役場前広場が見えてきた。山奥の辺鄙な村なのに役場だけは重厚な煉瓦造りの立派な建物で、横浜や神戸にあっても遜色ないと思う。ふもとの町の市役所より小ぶりではあるが、大浅村の方が断然立派である。その広場に人影が見えた。
「おーい、紗也香ちゃん。待たせてごめんね」
街灯を背にして逆光のため表情はよく見えないが、紗也香は何も答えない。
「紗也香ちゃんが高校行ってから、こうして会うのも減っちゃったよね」
手を振って駆け寄る。こちらの声は聞こえているはずなのに何の反応も示さない。
「紗也香ちゃん? どうしたの」
普段は明るく活発な紗也香だが、今は黙ったままで無表情で見つめているだけであった。
「あのさ、希美。相談があるんだけど」
「どうしたの」
しばし沈黙が場を包む。紗也香は何か言おうとしているようだが言葉がなかなか出ないようである。
「希美はさ、健太くんと付き合ってるらしいけど本当なの?」
「え……うん。そうだけど」
一瞬、紗也香がなぜそのようなことを知っているのか驚いたが、知っていてもおかしくはない。村人の最大の娯楽は他人の噂話である。健太の告白を受けて一か月も経ったのだ。紗也香の耳に届いていない方が不自然である。
「それで相談なんだけど、希美、健太くんと別れてくれない?」
「は……?」
「だから、健太くんと別れてって」
「なんで?」
理由を尋ねたが直後に見当がついた。去年の秋、紗也香がまだ中三で村の学校にいたとき、健太のことで相談を受けたことを思い出した。その後どうなったかはよくわからないが、それは去年のことである。紗也香はふもとの町の高校へ進学したため、もう終わったことであると思っていた。

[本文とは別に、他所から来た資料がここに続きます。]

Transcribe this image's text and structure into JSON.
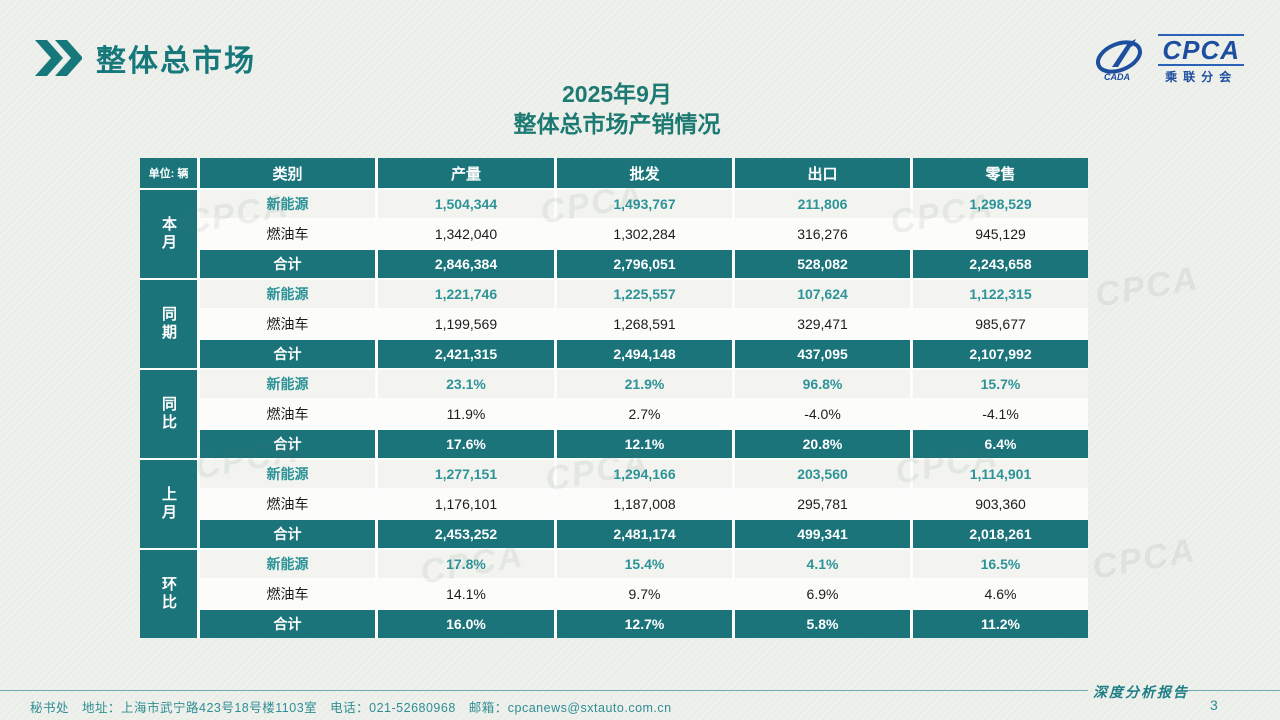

「なんでって? 希美は私が健太くんのことが好きなのは知ってたでしょ?」
「でもそれは去年の話だし、もう町の高校に行ったし――」
「だから何? 希美は私のことを知っていながら裏切ったんだよ」
「そんなつもりはない」
「じゃあ別れてよ」
不覚だった。紗也香の目から見れば確かに背信行為だ。だからと言ってこんな理由で別れるなんてとてもできない。
「ごめん。でもそれはできない」
紗也香は無言で睨み付けてくる。しかし、どうすればよいかわからなかった。
「あっそ。わかった。あんたはそんなやつなんだね」
「え……?」
「あんたマジ最低だね」
「ごめん。別に紗也香ちゃんを裏切ろうなんて――」
「もういい。もう私に話しかけてこないで」
嫌な汗がじわりと滲む。何か言わなければいけないが、何と言えばよいかわからず黙り込んでしまう。

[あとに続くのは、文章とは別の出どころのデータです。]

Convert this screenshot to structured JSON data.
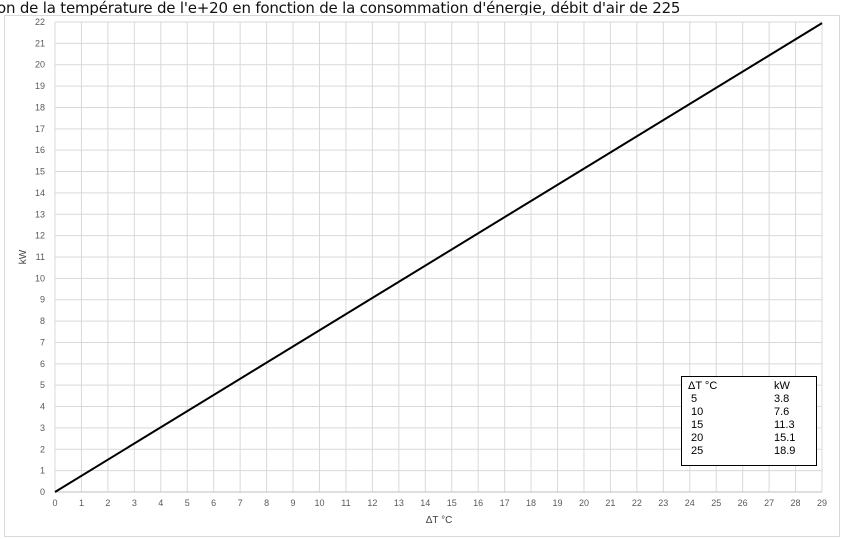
{
  "title": "on de la température de l'e+20 en fonction de la consommation d'énergie, débit d'air de 225",
  "chart_data": {
    "type": "line",
    "xlabel": "ΔT °C",
    "ylabel": "kW",
    "xlim": [
      0,
      29
    ],
    "ylim": [
      0,
      22
    ],
    "grid": true,
    "x_ticks": [
      "0",
      "1",
      "2",
      "3",
      "4",
      "5",
      "6",
      "7",
      "8",
      "9",
      "10",
      "11",
      "12",
      "13",
      "14",
      "15",
      "16",
      "17",
      "18",
      "19",
      "20",
      "21",
      "22",
      "23",
      "24",
      "25",
      "26",
      "27",
      "28",
      "29"
    ],
    "y_ticks": [
      "0",
      "1",
      "2",
      "3",
      "4",
      "5",
      "6",
      "7",
      "8",
      "9",
      "10",
      "11",
      "12",
      "13",
      "14",
      "15",
      "16",
      "17",
      "18",
      "19",
      "20",
      "21",
      "22"
    ],
    "series": [
      {
        "x": [
          0,
          29
        ],
        "values": [
          0,
          21.95
        ],
        "color": "#000000"
      }
    ],
    "table": {
      "headers": [
        "ΔT °C",
        "kW"
      ],
      "rows": [
        [
          "5",
          "3.8"
        ],
        [
          "10",
          "7.6"
        ],
        [
          "15",
          "11.3"
        ],
        [
          "20",
          "15.1"
        ],
        [
          "25",
          "18.9"
        ]
      ]
    }
  }
}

「絶対許さない。あんた、もうこの村にいられなくさせてやる」
紗也香はそれだけ吐き捨てると早足で帰ってしまった。紗也香自身にどれほどの影響力があるかわからないが、紗也香の守山家は村の有力者である。なまじ冗談には聞こえなかった。私の胸には罪悪感と後悔と焦り、今まで感じたことがない感覚が渦巻き、呆然と立ち尽くすだけだった。